Hotel setzt Rechtsextreme vor die Tür
BERLIN. Ein für dieses Wochenende in der Dresdner Innenstadt geplanter Kongress von Historikern und Publizisten, die der rechtsextremen Szene zugerechnet werden, findet nun wohl doch nicht statt. Am Donnerstagnachmittag stornierte das Hotel "art'otel" die schon seit einiger Zeit vorliegende Bestellung von 59 Betten und einem Konferenzraum für die Kongressteilnehmer. Hoteldirektor Dirk Gruhn begründete die kurzfristige Absage damit, das die Veranstaltung "die Sicherheit und das Ansehen unseres Hauses gefährdet".

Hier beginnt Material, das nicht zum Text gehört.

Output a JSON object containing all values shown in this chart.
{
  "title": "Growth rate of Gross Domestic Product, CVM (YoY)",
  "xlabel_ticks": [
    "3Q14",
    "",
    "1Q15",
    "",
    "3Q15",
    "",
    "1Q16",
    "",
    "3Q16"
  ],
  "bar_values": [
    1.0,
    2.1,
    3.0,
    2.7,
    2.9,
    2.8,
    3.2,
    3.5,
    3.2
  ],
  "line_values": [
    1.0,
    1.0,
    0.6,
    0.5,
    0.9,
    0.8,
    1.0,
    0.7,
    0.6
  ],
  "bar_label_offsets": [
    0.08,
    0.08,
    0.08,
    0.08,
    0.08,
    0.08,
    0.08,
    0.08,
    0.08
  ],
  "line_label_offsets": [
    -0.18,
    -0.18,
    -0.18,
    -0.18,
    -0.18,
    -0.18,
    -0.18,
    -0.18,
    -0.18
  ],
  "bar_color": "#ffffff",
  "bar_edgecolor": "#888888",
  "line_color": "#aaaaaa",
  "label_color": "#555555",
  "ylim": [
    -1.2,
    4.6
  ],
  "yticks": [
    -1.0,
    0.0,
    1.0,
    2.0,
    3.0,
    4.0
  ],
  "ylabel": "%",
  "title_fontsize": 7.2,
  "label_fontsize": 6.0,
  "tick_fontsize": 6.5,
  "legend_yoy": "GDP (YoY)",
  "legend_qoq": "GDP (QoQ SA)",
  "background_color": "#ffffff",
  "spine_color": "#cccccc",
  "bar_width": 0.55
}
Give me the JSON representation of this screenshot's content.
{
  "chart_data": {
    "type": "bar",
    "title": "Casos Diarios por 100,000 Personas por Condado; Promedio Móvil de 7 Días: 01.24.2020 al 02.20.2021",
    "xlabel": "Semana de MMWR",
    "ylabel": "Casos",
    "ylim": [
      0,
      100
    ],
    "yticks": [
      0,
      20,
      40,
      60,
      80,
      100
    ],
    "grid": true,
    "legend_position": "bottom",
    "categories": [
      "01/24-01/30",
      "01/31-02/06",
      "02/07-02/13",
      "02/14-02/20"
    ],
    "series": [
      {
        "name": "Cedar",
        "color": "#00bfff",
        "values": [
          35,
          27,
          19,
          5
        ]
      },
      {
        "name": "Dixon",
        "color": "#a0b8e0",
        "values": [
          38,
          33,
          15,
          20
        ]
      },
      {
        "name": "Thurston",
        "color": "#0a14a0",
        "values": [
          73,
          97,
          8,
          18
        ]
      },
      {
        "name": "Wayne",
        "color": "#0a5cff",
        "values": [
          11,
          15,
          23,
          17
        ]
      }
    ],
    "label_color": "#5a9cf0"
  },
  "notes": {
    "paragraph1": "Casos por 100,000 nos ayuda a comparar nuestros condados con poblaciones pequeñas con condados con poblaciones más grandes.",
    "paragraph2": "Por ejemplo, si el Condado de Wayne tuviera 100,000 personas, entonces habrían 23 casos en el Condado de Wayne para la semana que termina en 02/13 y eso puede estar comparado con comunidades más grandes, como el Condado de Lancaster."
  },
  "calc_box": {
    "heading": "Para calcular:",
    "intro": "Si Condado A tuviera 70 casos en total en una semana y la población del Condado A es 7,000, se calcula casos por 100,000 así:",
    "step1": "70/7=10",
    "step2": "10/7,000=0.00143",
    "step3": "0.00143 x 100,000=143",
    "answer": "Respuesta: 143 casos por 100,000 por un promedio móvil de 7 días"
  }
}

Der geplante Kongress zum "Kriegsende 1918 und seinen Folgen" war vom D & V Verlag organisiert worden. Das Unternehmen gehört zur bayerischen Verlagsgesellschaft Berg des unter anderem wegen Volksverhetzung vorbestraften Publizisten und Verleger Gert Sudholt. Sudholt hat wiederholt rechtsextremistische und geschichtsrevisionistische Bücher veröffentlicht. Außerdem gehört er der vom Verfassungsschutz als rechtsextrem eingestuften "Gesellschaft für freie Publizistik" an.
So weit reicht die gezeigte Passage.